I rarely go out to movies, but that doesn’t mean I don’t consider the options. “Coraline” looked good. “Monsters vs. Aliens” got good reviews. The problem, however, is that both were offered in 3-D. And the prospect of staring through 3-D glasses for that period of time doesn’t enthrall me. The last 3-D film I saw was in November, and it was made with very new technology at the Newseum. It was cool, but I was glad it didn’t last beyond 20 minutes.
Even with technological advances, why do 3-D movies still hurt our eyes? Thankfully, the good people at Slate (specifically, Daniel Engber) have explained it.

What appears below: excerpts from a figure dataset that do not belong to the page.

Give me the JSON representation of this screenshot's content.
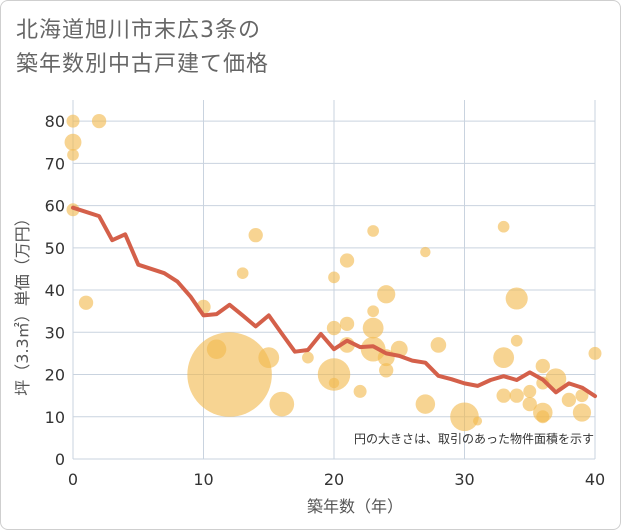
{
  "title": "北海道旭川市末広3条の\n築年数別中古戸建て価格",
  "chart_data": {
    "type": "scatter",
    "xlabel": "築年数（年）",
    "ylabel": "坪（3.3㎡）単価（万円）",
    "xlim": [
      0,
      40
    ],
    "ylim": [
      0,
      85
    ],
    "xticks": [
      0,
      10,
      20,
      30,
      40
    ],
    "yticks": [
      0,
      10,
      20,
      30,
      40,
      50,
      60,
      70,
      80
    ],
    "grid": true,
    "note": "円の大きさは、取引のあった物件面積を示す",
    "colors": {
      "bubble": "#f2b94f",
      "trend": "#d4604a",
      "grid": "#c9d3df"
    },
    "bubbles": [
      {
        "x": 0,
        "y": 80,
        "size": 1
      },
      {
        "x": 0,
        "y": 75,
        "size": 1.3
      },
      {
        "x": 0,
        "y": 72,
        "size": 0.9
      },
      {
        "x": 0,
        "y": 59,
        "size": 1
      },
      {
        "x": 2,
        "y": 80,
        "size": 1.1
      },
      {
        "x": 1,
        "y": 37,
        "size": 1.1
      },
      {
        "x": 10,
        "y": 36,
        "size": 1.1
      },
      {
        "x": 11,
        "y": 26,
        "size": 1.5
      },
      {
        "x": 12,
        "y": 20,
        "size": 6.5
      },
      {
        "x": 13,
        "y": 44,
        "size": 0.9
      },
      {
        "x": 14,
        "y": 53,
        "size": 1.1
      },
      {
        "x": 15,
        "y": 24,
        "size": 1.6
      },
      {
        "x": 16,
        "y": 13,
        "size": 1.9
      },
      {
        "x": 18,
        "y": 24,
        "size": 0.9
      },
      {
        "x": 20,
        "y": 43,
        "size": 0.9
      },
      {
        "x": 20,
        "y": 31,
        "size": 1.1
      },
      {
        "x": 20,
        "y": 20,
        "size": 2.5
      },
      {
        "x": 20,
        "y": 18,
        "size": 0.8
      },
      {
        "x": 21,
        "y": 47,
        "size": 1.1
      },
      {
        "x": 21,
        "y": 32,
        "size": 1.1
      },
      {
        "x": 21,
        "y": 27,
        "size": 1.2
      },
      {
        "x": 22,
        "y": 16,
        "size": 1
      },
      {
        "x": 23,
        "y": 54,
        "size": 0.9
      },
      {
        "x": 23,
        "y": 35,
        "size": 0.9
      },
      {
        "x": 23,
        "y": 31,
        "size": 1.6
      },
      {
        "x": 23,
        "y": 26,
        "size": 1.9
      },
      {
        "x": 24,
        "y": 39,
        "size": 1.4
      },
      {
        "x": 24,
        "y": 24,
        "size": 1.3
      },
      {
        "x": 24,
        "y": 21,
        "size": 1.1
      },
      {
        "x": 25,
        "y": 26,
        "size": 1.3
      },
      {
        "x": 27,
        "y": 49,
        "size": 0.8
      },
      {
        "x": 27,
        "y": 13,
        "size": 1.5
      },
      {
        "x": 28,
        "y": 27,
        "size": 1.2
      },
      {
        "x": 30,
        "y": 10,
        "size": 2.2
      },
      {
        "x": 31,
        "y": 9,
        "size": 0.7
      },
      {
        "x": 33,
        "y": 55,
        "size": 0.9
      },
      {
        "x": 33,
        "y": 24,
        "size": 1.6
      },
      {
        "x": 33,
        "y": 15,
        "size": 1.1
      },
      {
        "x": 34,
        "y": 38,
        "size": 1.7
      },
      {
        "x": 34,
        "y": 28,
        "size": 0.9
      },
      {
        "x": 34,
        "y": 15,
        "size": 1.1
      },
      {
        "x": 35,
        "y": 16,
        "size": 1
      },
      {
        "x": 35,
        "y": 13,
        "size": 1.1
      },
      {
        "x": 36,
        "y": 22,
        "size": 1.1
      },
      {
        "x": 36,
        "y": 18,
        "size": 1
      },
      {
        "x": 36,
        "y": 11,
        "size": 1.5
      },
      {
        "x": 36,
        "y": 10,
        "size": 1
      },
      {
        "x": 37,
        "y": 19,
        "size": 1.6
      },
      {
        "x": 38,
        "y": 14,
        "size": 1.1
      },
      {
        "x": 39,
        "y": 15,
        "size": 1
      },
      {
        "x": 39,
        "y": 11,
        "size": 1.4
      },
      {
        "x": 40,
        "y": 25,
        "size": 1
      }
    ],
    "trend": {
      "x": [
        0,
        2,
        3,
        4,
        5,
        7,
        8,
        9,
        10,
        11,
        12,
        13,
        14,
        15,
        16,
        17,
        18,
        19,
        20,
        21,
        22,
        23,
        24,
        25,
        26,
        27,
        28,
        29,
        30,
        31,
        32,
        33,
        34,
        35,
        36,
        37,
        38,
        39,
        40
      ],
      "y": [
        59.5,
        57.5,
        51.8,
        53.2,
        46,
        44,
        42,
        38.5,
        34,
        34.3,
        36.5,
        34,
        31.4,
        34,
        29.7,
        25.4,
        25.8,
        29.6,
        26,
        28,
        26.5,
        26.7,
        25,
        24.4,
        23.3,
        22.8,
        19.7,
        18.9,
        17.9,
        17.3,
        18.7,
        19.6,
        18.7,
        20.5,
        18.8,
        15.8,
        17.9,
        16.9,
        14.9
      ]
    }
  }
}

Outside of the 3-D movie theater, our eyes move in two distinct ways when we see something move toward us: First, our eyeballs rotate inward towards the nose (the closer the target comes, the more cross-eyed we get); second, we squeeze the lenses in our eyes to change their shape and keep the target in focus (as you would with a camera). Those two eye movements—called “vergence” and “accommodation”—are automatic in everyday life, and they go hand-in-hand.
Something different happens when you’re viewing three-dimensional motion projected onto a flat surface. When a helicopter flies off the screen in Monsters vs. Aliens, our eyeballs rotate inward to follow it, as they would in the real world. Reflexively, our eyes want to make a corresponding change in shape, to shift their plane of focus. If that happened, though, we’d be focusing our eyes somewhere in front of the screen, and the movie itself (which is, after all, projected on the screen) would go a little blurry. So we end up making one eye movement but not the other; the illusion forces our eyes to converge without accommodating.